アルフレッドは傷跡を隠す様になり、笑わなくなった。




 ******




 ここまで一気に話をしたアビゲイルは、冷めた茶を飲むと、大きく息を吐いた。



「アルフレッドの右目が治った事で、マクシミリアンも、歩く事が出来る様になるかもしれない……」



「……落馬事故があったのは、五年前なんですよね?」


「ああ、そうだ……」


「五年前から、マクシミリアン君は歩いてないんですね……?」


確認するような、風花の問いかけに、アビゲイルは辛そうに、黙って頷いていた。



「五年前……あっ、いけない……」


急に何かを思い出したかのように、風花は慌てだした。


「ア、アビゲイル様、アルフレッド様は……?」



「……私に何か用か?」



 いつ来たのか、何時からいたのか……いつの間にか、談話室にいたアルフレッドが風花に声を掛けた。
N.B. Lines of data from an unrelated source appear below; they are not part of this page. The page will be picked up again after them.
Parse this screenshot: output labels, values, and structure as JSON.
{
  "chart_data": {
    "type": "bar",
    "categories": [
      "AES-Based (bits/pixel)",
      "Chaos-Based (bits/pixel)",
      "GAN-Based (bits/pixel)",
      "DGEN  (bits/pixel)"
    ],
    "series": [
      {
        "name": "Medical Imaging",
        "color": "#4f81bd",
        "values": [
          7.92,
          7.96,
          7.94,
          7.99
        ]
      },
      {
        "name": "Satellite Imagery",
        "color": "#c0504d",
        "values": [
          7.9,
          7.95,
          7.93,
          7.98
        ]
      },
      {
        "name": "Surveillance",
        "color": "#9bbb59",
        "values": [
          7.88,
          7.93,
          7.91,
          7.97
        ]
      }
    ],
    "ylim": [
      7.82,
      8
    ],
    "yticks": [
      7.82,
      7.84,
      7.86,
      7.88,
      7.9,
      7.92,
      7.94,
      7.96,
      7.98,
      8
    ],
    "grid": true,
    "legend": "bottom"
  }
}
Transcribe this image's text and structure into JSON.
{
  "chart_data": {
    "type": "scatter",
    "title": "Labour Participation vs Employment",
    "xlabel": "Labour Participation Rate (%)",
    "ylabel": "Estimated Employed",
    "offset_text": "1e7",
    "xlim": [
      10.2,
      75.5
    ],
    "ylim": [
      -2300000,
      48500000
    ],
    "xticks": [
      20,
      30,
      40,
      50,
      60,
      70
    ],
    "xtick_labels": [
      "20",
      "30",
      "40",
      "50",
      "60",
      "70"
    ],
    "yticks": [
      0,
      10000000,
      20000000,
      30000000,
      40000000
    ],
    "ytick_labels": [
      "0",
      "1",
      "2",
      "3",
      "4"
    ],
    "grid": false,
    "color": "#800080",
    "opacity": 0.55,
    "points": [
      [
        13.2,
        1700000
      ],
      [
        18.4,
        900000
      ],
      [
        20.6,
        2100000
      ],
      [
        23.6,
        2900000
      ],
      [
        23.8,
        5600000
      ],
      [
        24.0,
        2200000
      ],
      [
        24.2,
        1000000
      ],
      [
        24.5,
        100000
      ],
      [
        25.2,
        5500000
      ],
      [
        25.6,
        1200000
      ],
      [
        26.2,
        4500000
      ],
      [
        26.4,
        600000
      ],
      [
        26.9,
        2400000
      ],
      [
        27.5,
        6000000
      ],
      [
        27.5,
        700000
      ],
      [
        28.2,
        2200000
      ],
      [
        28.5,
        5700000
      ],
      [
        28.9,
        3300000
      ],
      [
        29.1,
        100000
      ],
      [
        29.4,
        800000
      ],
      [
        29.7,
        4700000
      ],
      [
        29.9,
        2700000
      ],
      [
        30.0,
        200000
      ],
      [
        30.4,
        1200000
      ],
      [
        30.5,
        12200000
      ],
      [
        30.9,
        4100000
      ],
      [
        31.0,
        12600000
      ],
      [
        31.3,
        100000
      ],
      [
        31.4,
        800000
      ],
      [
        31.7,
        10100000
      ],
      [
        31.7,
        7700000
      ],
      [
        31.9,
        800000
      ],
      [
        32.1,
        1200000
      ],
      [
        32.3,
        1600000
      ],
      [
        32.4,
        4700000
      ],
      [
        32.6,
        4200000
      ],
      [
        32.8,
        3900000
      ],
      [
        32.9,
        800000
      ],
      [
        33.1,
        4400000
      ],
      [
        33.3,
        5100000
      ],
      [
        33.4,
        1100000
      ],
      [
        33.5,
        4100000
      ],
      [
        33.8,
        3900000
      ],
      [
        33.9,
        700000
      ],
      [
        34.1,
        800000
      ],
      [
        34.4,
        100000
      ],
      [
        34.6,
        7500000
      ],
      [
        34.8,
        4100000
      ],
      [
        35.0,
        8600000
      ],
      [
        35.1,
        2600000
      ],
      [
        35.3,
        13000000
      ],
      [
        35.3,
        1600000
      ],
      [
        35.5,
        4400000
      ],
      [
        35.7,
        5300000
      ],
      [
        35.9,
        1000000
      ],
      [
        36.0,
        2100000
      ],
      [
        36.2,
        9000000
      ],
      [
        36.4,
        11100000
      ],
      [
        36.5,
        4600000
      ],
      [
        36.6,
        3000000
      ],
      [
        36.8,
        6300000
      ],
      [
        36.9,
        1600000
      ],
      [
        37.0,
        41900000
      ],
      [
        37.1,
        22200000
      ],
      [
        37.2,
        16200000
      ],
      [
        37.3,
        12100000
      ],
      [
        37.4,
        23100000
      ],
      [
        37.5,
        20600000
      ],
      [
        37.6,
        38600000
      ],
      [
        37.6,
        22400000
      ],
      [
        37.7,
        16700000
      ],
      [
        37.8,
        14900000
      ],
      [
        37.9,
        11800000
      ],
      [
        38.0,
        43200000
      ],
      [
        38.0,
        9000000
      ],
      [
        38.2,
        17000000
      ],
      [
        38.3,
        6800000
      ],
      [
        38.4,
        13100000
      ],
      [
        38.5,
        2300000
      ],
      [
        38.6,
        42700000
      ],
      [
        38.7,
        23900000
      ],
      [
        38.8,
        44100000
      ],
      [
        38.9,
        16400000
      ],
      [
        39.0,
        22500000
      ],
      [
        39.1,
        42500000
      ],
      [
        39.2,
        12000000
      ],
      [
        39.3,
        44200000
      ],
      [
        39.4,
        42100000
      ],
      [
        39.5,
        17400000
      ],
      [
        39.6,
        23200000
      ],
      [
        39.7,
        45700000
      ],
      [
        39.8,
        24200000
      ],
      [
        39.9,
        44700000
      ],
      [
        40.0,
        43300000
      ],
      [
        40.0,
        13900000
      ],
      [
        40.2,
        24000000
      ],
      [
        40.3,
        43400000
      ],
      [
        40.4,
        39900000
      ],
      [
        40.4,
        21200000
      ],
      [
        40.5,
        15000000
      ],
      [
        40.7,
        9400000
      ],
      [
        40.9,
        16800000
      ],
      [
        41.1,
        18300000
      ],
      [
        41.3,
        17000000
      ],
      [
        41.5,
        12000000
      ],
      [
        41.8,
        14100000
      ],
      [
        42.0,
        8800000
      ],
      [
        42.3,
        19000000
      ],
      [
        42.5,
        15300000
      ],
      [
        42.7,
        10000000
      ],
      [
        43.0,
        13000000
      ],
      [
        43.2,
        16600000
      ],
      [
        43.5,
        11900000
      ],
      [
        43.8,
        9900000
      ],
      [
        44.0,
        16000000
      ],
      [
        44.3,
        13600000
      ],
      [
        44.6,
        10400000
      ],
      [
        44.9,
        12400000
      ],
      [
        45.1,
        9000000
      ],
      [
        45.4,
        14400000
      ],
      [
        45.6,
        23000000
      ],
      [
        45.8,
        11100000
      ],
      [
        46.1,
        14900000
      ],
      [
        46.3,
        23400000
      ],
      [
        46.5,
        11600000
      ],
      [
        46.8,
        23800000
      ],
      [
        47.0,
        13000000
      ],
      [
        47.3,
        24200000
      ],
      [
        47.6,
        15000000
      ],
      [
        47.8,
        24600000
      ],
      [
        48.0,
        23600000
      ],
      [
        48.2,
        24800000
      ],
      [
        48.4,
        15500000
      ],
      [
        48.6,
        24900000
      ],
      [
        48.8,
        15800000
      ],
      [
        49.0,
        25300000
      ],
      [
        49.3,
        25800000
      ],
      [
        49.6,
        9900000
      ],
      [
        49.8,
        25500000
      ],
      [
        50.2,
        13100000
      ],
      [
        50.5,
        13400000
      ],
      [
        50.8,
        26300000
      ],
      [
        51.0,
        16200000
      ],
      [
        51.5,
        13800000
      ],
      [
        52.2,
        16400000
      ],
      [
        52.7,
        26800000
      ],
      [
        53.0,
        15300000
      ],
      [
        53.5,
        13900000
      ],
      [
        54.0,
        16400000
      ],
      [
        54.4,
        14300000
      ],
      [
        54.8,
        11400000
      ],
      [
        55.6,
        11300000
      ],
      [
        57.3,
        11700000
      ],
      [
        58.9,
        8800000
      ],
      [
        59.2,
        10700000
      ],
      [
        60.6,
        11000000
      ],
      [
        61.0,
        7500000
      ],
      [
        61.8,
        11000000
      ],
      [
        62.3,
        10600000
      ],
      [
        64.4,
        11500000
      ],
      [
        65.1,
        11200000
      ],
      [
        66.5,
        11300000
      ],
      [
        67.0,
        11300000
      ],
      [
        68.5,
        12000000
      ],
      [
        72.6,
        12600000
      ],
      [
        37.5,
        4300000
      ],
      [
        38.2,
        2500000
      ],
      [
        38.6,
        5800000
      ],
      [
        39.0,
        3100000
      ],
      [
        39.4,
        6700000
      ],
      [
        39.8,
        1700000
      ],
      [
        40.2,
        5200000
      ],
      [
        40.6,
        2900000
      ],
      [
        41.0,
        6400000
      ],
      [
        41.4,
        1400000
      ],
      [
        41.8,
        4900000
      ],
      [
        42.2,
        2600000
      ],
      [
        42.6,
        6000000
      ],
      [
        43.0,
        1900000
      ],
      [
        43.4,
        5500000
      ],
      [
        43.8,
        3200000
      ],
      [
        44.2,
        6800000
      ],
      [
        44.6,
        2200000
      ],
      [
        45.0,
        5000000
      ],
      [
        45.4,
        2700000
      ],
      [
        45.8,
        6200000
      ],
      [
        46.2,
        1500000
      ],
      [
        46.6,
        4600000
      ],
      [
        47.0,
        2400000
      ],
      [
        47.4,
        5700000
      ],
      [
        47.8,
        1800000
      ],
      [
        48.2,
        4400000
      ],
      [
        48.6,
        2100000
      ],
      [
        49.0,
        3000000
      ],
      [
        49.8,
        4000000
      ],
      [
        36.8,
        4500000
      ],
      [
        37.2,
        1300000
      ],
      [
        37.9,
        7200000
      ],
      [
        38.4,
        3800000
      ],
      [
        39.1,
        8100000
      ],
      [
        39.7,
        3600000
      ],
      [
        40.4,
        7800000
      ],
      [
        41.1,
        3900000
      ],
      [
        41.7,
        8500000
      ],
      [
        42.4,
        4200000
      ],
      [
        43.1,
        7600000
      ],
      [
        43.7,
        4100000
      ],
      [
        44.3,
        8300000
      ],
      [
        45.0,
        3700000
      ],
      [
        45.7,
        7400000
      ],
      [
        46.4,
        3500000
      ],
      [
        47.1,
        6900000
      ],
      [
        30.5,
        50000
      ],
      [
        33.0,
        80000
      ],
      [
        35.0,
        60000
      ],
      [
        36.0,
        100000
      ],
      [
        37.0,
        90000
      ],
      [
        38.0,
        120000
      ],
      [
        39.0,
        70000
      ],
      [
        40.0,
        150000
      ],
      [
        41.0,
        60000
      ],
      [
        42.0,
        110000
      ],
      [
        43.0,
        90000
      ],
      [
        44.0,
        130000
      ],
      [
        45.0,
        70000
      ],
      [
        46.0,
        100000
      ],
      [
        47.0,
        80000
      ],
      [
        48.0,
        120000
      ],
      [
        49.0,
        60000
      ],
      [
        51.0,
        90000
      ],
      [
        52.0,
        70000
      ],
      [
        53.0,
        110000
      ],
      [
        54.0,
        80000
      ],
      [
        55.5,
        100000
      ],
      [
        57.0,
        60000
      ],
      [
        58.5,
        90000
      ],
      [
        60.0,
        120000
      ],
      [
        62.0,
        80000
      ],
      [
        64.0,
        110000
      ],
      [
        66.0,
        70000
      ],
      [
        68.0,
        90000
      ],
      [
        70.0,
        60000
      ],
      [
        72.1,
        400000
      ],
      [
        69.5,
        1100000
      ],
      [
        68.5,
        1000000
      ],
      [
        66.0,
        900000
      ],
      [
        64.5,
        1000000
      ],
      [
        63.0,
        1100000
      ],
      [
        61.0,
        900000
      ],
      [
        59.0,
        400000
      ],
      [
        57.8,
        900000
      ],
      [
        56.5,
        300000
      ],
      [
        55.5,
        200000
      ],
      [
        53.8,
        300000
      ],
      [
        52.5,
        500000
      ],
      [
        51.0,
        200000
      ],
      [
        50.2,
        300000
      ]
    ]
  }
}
急に声を掛けられた風花は、思わず肩をすくめてしまった。


「び……ビックリしたぁ……」


「そんなに驚いて……姉上と何の話を?」


「アルフレッド……」


 アビゲイルは、バツが悪そうな顔でアルフレッドを見ていた。

風花は立ち上がると、アルフレッドをソファに座るように促した。そして、アルフレッドの顔にかかっている前髪を手ですくうと、そっと右の頬を手で撫でた。


「!」


「傷……少し残っちゃいましたね。右目、五年も使って無かったんですよね?見えるようになったからって、使い過ぎないようにしてくださいね?」


「あ……ああ」


「目が疲れたって思っても、押えたりしないで、蒸しタオルで……」


「蒸しタオル?」


蒸しタオルについて、アビゲイルが風花に問いかけた。


「熱めのお湯に浸して、絞った布です。それを……」


風花が説明している途中で、アビゲイルがアンナに指示すると、すぐに熱い湯で温められた、手拭が用意された。



「それでフーカ、これをどう使う?」


アビゲイルに言われて、風花は実際にアルフレッドに

使ってみる事にした。


「え、と……アルフレッド様、背中を背もたれにつけて、

顔を上向きにして、両目を閉じてください。」


「……」


 アルフレッドは、風花の指示に黙って従っていた。

風花は、閉じているアルフレッドの両目を覆う様に、温かな手拭をのせた。


うあぁ……やっぱりアルフレッド様、クラ○○ス様みたい……

「こうやって、閉じた目の上に置いて、暫くジッとしていて下さいね。」


「……」


「?……言葉は普通に話して問題ないですよ?」


「ん……なかなか気持ちがいいな……」


「目が疲れない様に、無理しないで下さいね」


「うむ……」


「……ぷっ……くっくっく」


 風花とアルフレッドのやり取りを黙って見ていたアビゲイルが、こらえきれずに吹き出した。


「姉上……なんですか?……」


「クスクス……悪い……あまりにもアルが素直なのでな……」


「姉上……」



 不服そうなアルフレッドは放置して、アビゲイルは笑顔のまま風花に向き直った。

そして、風花の両手を取ると、アビゲイルは頭を下げながら、風花に懇願するのだった。


「フーカ、マックスも……マクシミリアンの事も、アルフレッドの様に、癒して欲しい……」


「アビゲイル様……」


「姉上……フーカ、私からも頼む。マクシミリアンを……あの子の足を……治してやってくれ……」


蒸しタオルを外したアルフレッドは風花の手を取り、懇願していた。


風花は、アビゲイルとアルフレッド……二人から頼まれて、どうしたらいいか、考えてしまった。


 足の治療は終わっていて、精神的に歩けないって……


風花はマクシミリアンの足について、アビゲイルから聞いた事を考えていた。


「あの……確実に治せるなんて、言えないです。けど、やってみます。いえ、やらせて下さい」


 風花は、アビゲイルの手を握り返しながら、微笑んだ。

アルフレッドはソファから身を起こすと、風花の頭を抱える様に、抱きしめていた。